Aceh: Ancaman kerusakan lingkungan memicu penolakan keras terhadap izin usaha pertambangan (IUP) eksplorasi seluas 2.319 hektare di Kabupaten Aceh Barat Daya (Abdya). Koalisi Masyarakat Kuala Batee menegaskan bahwa aktivitas PT Abdya Mineral Prima mengancam sumber mata air vital dan melanggar peraturan tata ruang, sehingga harus dicabut.
“Lokasi tambang berada di kaki perbukitan yang menjadi sumber air utama bagi tujuh desa. Sungai-sungai di kawasan itu adalah sumber air petani, peternak, dan kebutuhan konsumsi warga,” kata Koordinator Aliansi Masyarakat Kuala Batee, Ibrahim, Sabtu, 18 Oktober 2025.
Pihaknya menilai penerbitan izin usaha pertambangan (IUP) eksplorasi seluas 2.319 hektare yang diterbitkan untuk PT Abdya Mineral Prima di Kabupaten Aceh Barat Daya (Abdya) tidak sesuai dengan Qanun Kabupaten Aceh Barat Daya Nomor 17 Tahun 2013 tentang Rencana Tata Ruang Wilayah (RTRW) 2013–2033, yang secara tegas melarang kegiatan tambang di kawasan perbukitan dengan sumber mata air dan permukiman.

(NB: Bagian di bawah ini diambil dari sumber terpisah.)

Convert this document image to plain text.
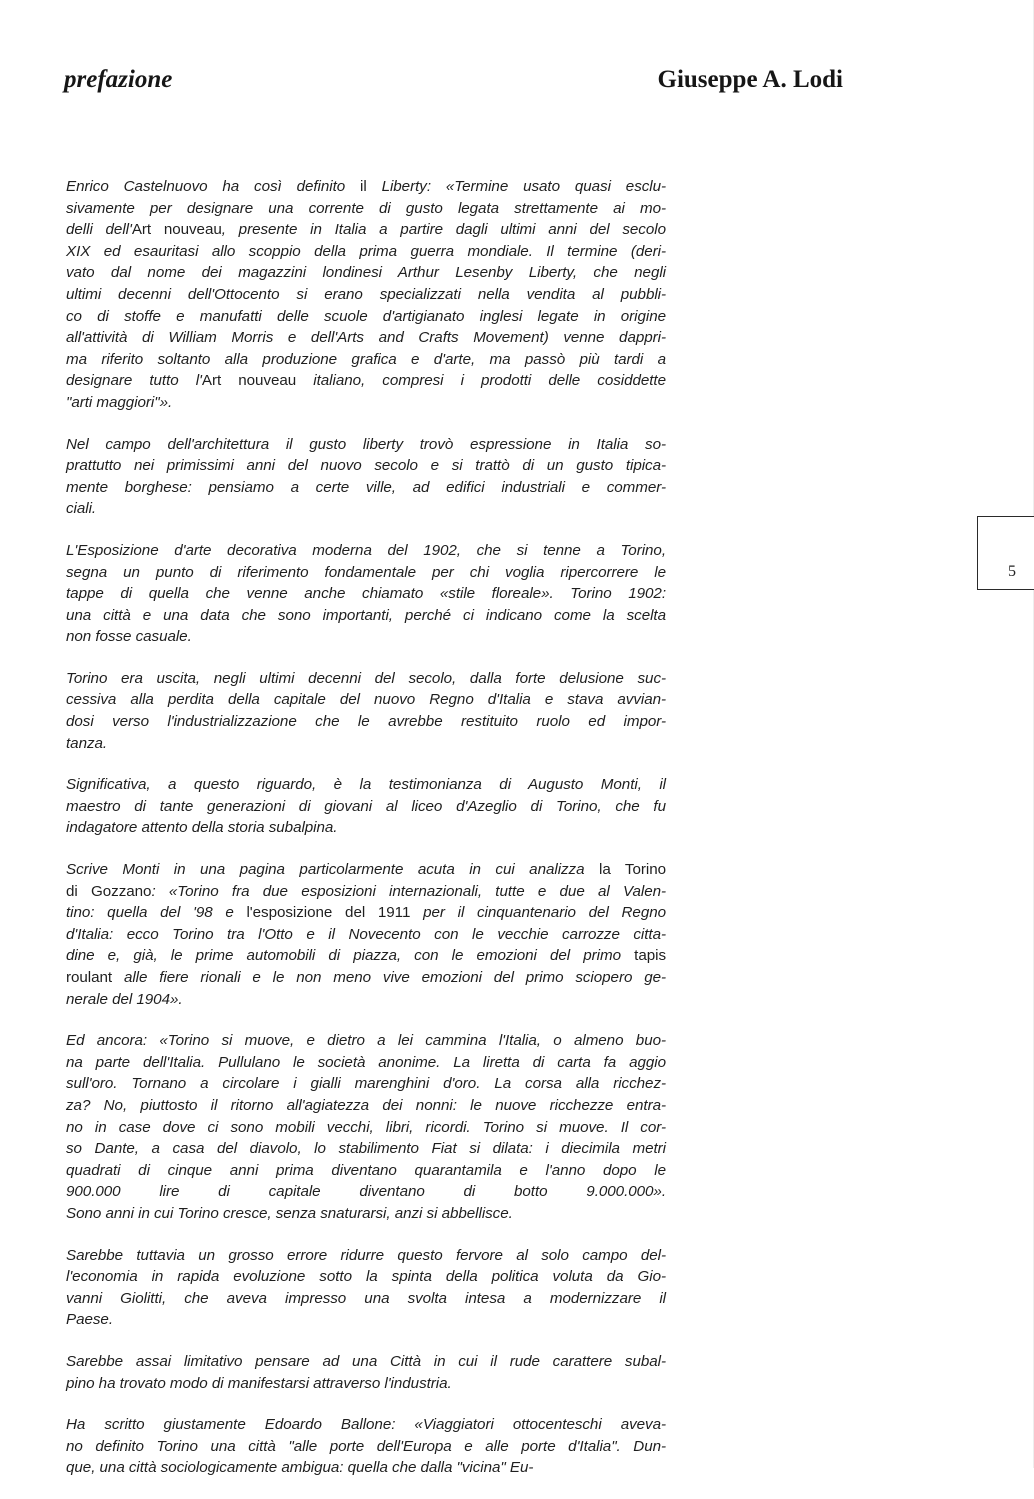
prefazione	Giuseppe A. Lodi

Enrico Castelnuovo ha così definito il Liberty: «Termine usato quasi esclu-
sivamente per designare una corrente di gusto legata strettamente ai mo-
delli dell'Art nouveau, presente in Italia a partire dagli ultimi anni del secolo
XIX ed esauritasi allo scoppio della prima guerra mondiale. Il termine (deri-
vato dal nome dei magazzini londinesi Arthur Lesenby Liberty, che negli
ultimi decenni dell'Ottocento si erano specializzati nella vendita al pubbli-
co di stoffe e manufatti delle scuole d'artigianato inglesi legate in origine
all'attività di William Morris e dell'Arts and Crafts Movement) venne dappri-
ma riferito soltanto alla produzione grafica e d'arte, ma passò più tardi a
designare tutto l'Art nouveau italiano, compresi i prodotti delle cosiddette
"arti maggiori"».

Nel campo dell'architettura il gusto liberty trovò espressione in Italia so-
prattutto nei primissimi anni del nuovo secolo e si trattò di un gusto tipica-
mente borghese: pensiamo a certe ville, ad edifici industriali e commer-
ciali.

L'Esposizione d'arte decorativa moderna del 1902, che si tenne a Torino,
segna un punto di riferimento fondamentale per chi voglia ripercorrere le
tappe di quella che venne anche chiamato «stile floreale». Torino 1902:
una città e una data che sono importanti, perché ci indicano come la scelta
non fosse casuale.

Torino era uscita, negli ultimi decenni del secolo, dalla forte delusione suc-
cessiva alla perdita della capitale del nuovo Regno d'Italia e stava avvian-
dosi verso l'industrializzazione che le avrebbe restituito ruolo ed impor-
tanza.

Significativa, a questo riguardo, è la testimonianza di Augusto Monti, il
maestro di tante generazioni di giovani al liceo d'Azeglio di Torino, che fu
indagatore attento della storia subalpina.

Scrive Monti in una pagina particolarmente acuta in cui analizza la Torino
di Gozzano: «Torino fra due esposizioni internazionali, tutte e due al Valen-
tino: quella del '98 e l'esposizione del 1911 per il cinquantenario del Regno
d'Italia: ecco Torino tra l'Otto e il Novecento con le vecchie carrozze citta-
dine e, già, le prime automobili di piazza, con le emozioni del primo tapis
roulant alle fiere rionali e le non meno vive emozioni del primo sciopero ge-
nerale del 1904».

Ed ancora: «Torino si muove, e dietro a lei cammina l'Italia, o almeno buo-
na parte dell'Italia. Pullulano le società anonime. La liretta di carta fa aggio
sull'oro. Tornano a circolare i gialli marenghini d'oro. La corsa alla ricchez-
za? No, piuttosto il ritorno all'agiatezza dei nonni: le nuove ricchezze entra-
no in case dove ci sono mobili vecchi, libri, ricordi. Torino si muove. Il cor-
so Dante, a casa del diavolo, lo stabilimento Fiat si dilata: i diecimila metri
quadrati di cinque anni prima diventano quarantamila e l'anno dopo le
900.000 lire di capitale diventano di botto 9.000.000».
Sono anni in cui Torino cresce, senza snaturarsi, anzi si abbellisce.

Sarebbe tuttavia un grosso errore ridurre questo fervore al solo campo del-
l'economia in rapida evoluzione sotto la spinta della politica voluta da Gio-
vanni Giolitti, che aveva impresso una svolta intesa a modernizzare il
Paese.

Sarebbe assai limitativo pensare ad una Città in cui il rude carattere subal-
pino ha trovato modo di manifestarsi attraverso l'industria.

Ha scritto giustamente Edoardo Ballone: «Viaggiatori ottocenteschi aveva-
no definito Torino una città "alle porte dell'Europa e alle porte d'Italia". Dun-
que, una città sociologicamente ambigua: quella che dalla "vicina" Eu-

5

Ia juga menyoroti adanya dugaan permainan dalam proses rekomendasi teknis di Badan Pertanahan Nasional (BPN) dan Dinas ESDM Aceh, yang diduga tidak teliti dalam menelaah rekomendasi bupati. Akibatnya, izin dikeluarkan meski dokumen pendukung tidak sesuai dengan data awal.
“Perusahaan bahkan diduga memanipulasi data perizinan, termasuk luas wilayah dan daftar gampong dalam IUP. Ini harus diusut tuntas,” tegasnya.
Ibrahim menambahkan, perjuangan masyarakat Kuala Batee bukan semata penolakan terhadap perusahaan, tetapi bentuk tanggung jawab menjaga lingkungan dan keselamatan warga.
“Kami akan terus melawan sampai PT Abdya Mineral Prima angkat kaki dari Kuala Batee,” pungkasnya.